As has been the car's history, the 1999 Porsche 911 is powered by a six-cylinder boxer engine, mounted in the rear. However, for the first time in its 34-year life, the 911 engine is fully liquid cooled. Porsche engineers decided to use a six-cylinder horizontally opposed engine for the same reasons as previously: the engine's low center of gravity, compactness, smoothness and durability.
Engine specs: in its most modern form, the Porsche 911 engine displaces 3.4 liters (207 cubic inches). It has a compression ratio of 11.3:1 and develops 296 horsepower (221 kW) at 6800 rpm and 258 ft. Ibs. (350 Nm) of torque at 4600 rpm, with 220 ft. Ibs. (300 Nm) available between 2700 and 7000 rpm. This represents a five-percent increase in peak power despite a six-percent reduction in displacement.

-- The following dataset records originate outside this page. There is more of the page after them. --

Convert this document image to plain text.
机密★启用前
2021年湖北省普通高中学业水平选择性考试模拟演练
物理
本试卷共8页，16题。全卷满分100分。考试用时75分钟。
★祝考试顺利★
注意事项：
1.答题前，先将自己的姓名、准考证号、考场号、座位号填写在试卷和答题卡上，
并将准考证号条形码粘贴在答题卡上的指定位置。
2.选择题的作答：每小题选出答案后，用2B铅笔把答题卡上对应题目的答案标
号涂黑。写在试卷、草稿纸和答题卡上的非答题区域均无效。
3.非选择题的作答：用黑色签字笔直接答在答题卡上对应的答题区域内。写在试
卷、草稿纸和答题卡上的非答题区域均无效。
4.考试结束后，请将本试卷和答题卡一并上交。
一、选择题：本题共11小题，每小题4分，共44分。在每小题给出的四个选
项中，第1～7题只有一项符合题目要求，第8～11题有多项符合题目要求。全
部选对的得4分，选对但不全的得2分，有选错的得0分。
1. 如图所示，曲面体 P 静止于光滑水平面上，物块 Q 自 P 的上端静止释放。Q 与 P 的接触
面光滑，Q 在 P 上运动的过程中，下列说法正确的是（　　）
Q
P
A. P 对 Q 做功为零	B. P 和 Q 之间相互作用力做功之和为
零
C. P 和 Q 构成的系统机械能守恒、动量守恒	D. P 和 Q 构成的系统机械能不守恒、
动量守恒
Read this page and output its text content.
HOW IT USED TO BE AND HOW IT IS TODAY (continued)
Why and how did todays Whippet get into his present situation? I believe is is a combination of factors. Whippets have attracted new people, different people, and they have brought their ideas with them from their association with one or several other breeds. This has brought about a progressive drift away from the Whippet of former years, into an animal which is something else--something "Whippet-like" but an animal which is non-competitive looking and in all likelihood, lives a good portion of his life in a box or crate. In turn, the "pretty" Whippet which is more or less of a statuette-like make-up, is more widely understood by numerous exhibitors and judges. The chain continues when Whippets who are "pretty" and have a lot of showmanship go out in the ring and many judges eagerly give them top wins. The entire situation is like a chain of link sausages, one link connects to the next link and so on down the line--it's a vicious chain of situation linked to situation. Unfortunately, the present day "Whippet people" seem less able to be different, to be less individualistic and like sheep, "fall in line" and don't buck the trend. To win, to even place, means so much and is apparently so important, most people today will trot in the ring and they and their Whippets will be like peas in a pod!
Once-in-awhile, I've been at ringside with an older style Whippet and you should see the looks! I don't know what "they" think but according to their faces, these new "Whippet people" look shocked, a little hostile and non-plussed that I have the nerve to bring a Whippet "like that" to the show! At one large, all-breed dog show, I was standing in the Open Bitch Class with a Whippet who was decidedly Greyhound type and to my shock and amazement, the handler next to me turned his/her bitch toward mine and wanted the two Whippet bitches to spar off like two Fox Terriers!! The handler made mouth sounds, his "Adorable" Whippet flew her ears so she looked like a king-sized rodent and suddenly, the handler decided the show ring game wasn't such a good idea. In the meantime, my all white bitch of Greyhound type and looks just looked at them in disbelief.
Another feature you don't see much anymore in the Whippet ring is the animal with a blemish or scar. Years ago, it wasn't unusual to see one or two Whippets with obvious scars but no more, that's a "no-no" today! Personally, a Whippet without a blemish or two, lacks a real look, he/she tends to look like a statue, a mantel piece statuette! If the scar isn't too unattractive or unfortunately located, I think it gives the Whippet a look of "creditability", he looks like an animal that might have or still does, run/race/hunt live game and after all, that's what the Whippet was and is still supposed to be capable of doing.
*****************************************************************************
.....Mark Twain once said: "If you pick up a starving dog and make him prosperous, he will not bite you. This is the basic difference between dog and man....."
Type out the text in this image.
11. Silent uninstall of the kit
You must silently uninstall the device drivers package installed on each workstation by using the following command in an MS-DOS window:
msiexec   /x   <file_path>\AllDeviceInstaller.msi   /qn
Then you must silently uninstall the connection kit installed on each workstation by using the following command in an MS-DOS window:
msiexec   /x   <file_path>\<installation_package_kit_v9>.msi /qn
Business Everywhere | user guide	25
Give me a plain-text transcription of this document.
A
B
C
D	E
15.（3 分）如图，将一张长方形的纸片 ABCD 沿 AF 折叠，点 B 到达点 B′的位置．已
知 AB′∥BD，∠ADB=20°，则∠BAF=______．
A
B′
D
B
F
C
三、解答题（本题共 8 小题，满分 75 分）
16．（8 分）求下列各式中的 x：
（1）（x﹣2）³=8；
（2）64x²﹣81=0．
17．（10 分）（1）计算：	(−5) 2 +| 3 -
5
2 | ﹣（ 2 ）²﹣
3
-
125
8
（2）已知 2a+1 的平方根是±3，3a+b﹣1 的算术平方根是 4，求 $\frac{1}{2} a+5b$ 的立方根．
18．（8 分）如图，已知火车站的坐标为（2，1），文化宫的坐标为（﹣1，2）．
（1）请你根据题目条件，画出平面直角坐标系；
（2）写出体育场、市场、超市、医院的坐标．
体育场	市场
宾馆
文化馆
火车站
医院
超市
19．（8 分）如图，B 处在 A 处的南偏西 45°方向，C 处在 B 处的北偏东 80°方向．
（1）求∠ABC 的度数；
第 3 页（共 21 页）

The engine's block and cylinder heads are constructed of pressure-cast aluminum alloy. The motor features dual overhead camshafts, four valves per cylinder, Porsche's VarioCam variable intake camshaft timing system, a dual-stage intake system, Bosch Motronic M 5.2 engine management with a direct-ignition coil at each cylinder, and hot-film air-mass sensing.
Besides its basic configuration, the new engine design shares many features and specifications with its predecessor. The 11.3:1 compression ratio is the same as before, as are its bore centers, which are spaced 4.65 inches (118mm) apart. These are the same bore centers as the Boxster engine to allow efficient manufacturing and reduced costs. Efficiencies are further increased with the 911 engine's two cylinder heads being identical and interchangeable. However, unlike its predecessor, this engine's oil reservoir is integral with the engine, not a remotely mounted tank. Porsche refers to this design as integrated dry sump lubrication. Other innovations to the engine include a dual-stage intake system with a computer-controlled valve and the lack of an ignition distributor-each cylinder has its own ignition coil attached directly to its spark plug.
The new Porsche 911 Carrera may be equipped with either a manual transmission or, as an option, Tiptronic S automatic gearbox driving a limited-slip differential. Both transmissions have been substantially refined and changed from their predecessors.
The manual gearbox is more compact than its predecessor, has six forward speeds with closer gear ratios than before, and is equipped with a hydraulically operated clutch and cable-actuated shift mechanism. The optionally available Tiptronic S has five forward speeds, a lock-up torque converter, revised shift console pattern from previous models, steering wheel spoke actuator buttons for manual operation, and five automatic shift mode programs for specific driving styles and conditions.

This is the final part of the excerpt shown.